Com base em dados do ano passado, é chocante constatar, no caso dos municípios em estudo, que quase 1/3 da amostra considerada se situe na faixa dos passivos atuariais acima da média de 1,5 vez a receita corrente líquida (RCL) anual em 2018.
Paralelamente, quase 40% da amostra tem custos previdenciários anuais acima da média de 4,1% da RCL do ano de 2018.
Em síntese, o mais dramático do que estamos tratando aqui é perceber, primeiro, que os casos extremos dos que estão simultaneamente acima da média nos dois conceitos (1,5 vez a RCL e 4,1% dela, respectivamente) representam não menos que 15% do total.

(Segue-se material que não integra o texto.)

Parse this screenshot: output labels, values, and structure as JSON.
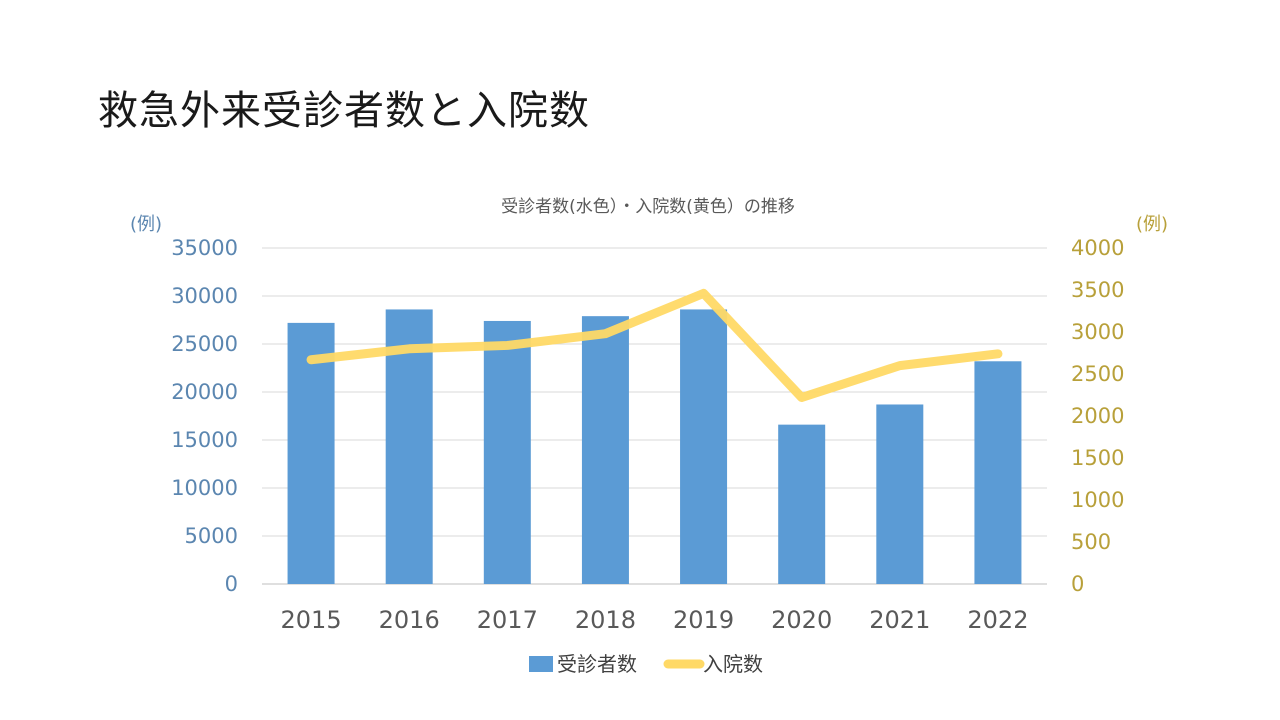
{
  "slide": {
    "title": "救急外来受診者数と入院数"
  },
  "chart_data": {
    "type": "bar",
    "title": "受診者数(水色）・入院数(黄色）の推移",
    "categories": [
      "2015",
      "2016",
      "2017",
      "2018",
      "2019",
      "2020",
      "2021",
      "2022"
    ],
    "series": [
      {
        "name": "受診者数",
        "type": "bar",
        "axis": "left",
        "color": "#5b9bd5",
        "values": [
          27200,
          28600,
          27400,
          27900,
          28600,
          16600,
          18700,
          23200
        ]
      },
      {
        "name": "入院数",
        "type": "line",
        "axis": "right",
        "color": "#ffd966",
        "values": [
          2670,
          2800,
          2840,
          2980,
          3460,
          2220,
          2600,
          2740
        ]
      }
    ],
    "y_left": {
      "unit": "(例)",
      "ylim": [
        0,
        35000
      ],
      "ticks": [
        "35000",
        "30000",
        "25000",
        "20000",
        "15000",
        "10000",
        "5000",
        "0"
      ],
      "color": "#5b86b0"
    },
    "y_right": {
      "unit": "(例)",
      "ylim": [
        0,
        4000
      ],
      "ticks": [
        "4000",
        "3500",
        "3000",
        "2500",
        "2000",
        "1500",
        "1000",
        "500",
        "0"
      ],
      "color": "#b8a03a"
    },
    "grid": true,
    "legend": "bottom"
  }
}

Nesse grupo, se tomarmos o que pode representar o pior caso conjunto, ou seja, 4,5 vezes a RCL e 11,8% dela, e se este comprometimento anual se repetisse em todos os anos das projeções (o que não é verdadeiro, pois há sempre muita oscilação ano a ano), sem nada piorar à frente e também na ausência de qualquer reforma, precisaríamos sufocar a gestão municipal igualmente durante 38 anos para zerar o passivo atuarial.
Dito de outra forma: se pegássemos o caso de maior passivo (7,1 vezes a RCL para custo anual de 2,2% dela), seriam 323 anos (?!), supondo a viabilidade de pagar apenas 2,2% da RCL ao ano.
Moral da história: como diria Guimarães Rosa, é a hora e a vez de os municípios substituírem previdência por infraestrutura. Dito de forma mais precisa, trata-se de equacionar as previdências públicas ou zerar os passivos atuariais respectivos. E os Estados mais ricos, como sempre, deveriam dar o exemplo.